Fees for renewing a driver’s license in the Philippines would include:
- Computer fee: ₱67.63 ($1.35)
- Application fee: ₱100 ($2)
- CDE fee: ₱1,000 ($20)
- If expired, a penalty fee as high as ₱225 ($4.45)
Expired Permits and Licenses
Once your driver’s license has expired for more than two years but less than nine years (dormant), you will need to retake and pass the theoretical and practical exams and pay additional fees.
Meanwhile, an expired student permit cannot be renewed or extended and it cannot be used to apply for a non-professional driver’s license.
Now, On To You
The information obtained for this article is valid as of October 2021. The requirements and qualifications for getting a driver’s license in the Philippines could change without prior notice.
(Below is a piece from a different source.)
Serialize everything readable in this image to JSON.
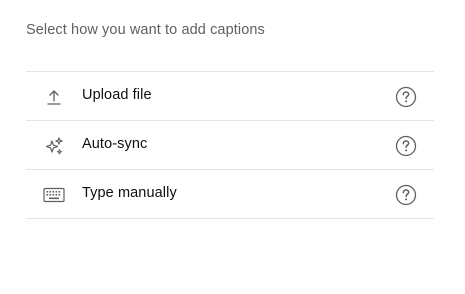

For more information, it’s best to check the official website of the Land Transportation Office in the Philippines and the Automobile Association of the Philippines if you wish to get an international driver’s license.
Getting a driver’s license in the Philippines can be complicated, even for Filipinos. And that is due to the driver’s licenses in the country that varies depending on the purpose. But because of the current situation with the country’s public transportation, many Filipinos and foreigners would opt to take the long lines in getting a driver’s license. In doing so, it is best to dress well (no slippers, shorts, or undershirts) while at the LTO office. Also, never use fixers and follow the application process properly to get your driver’s license.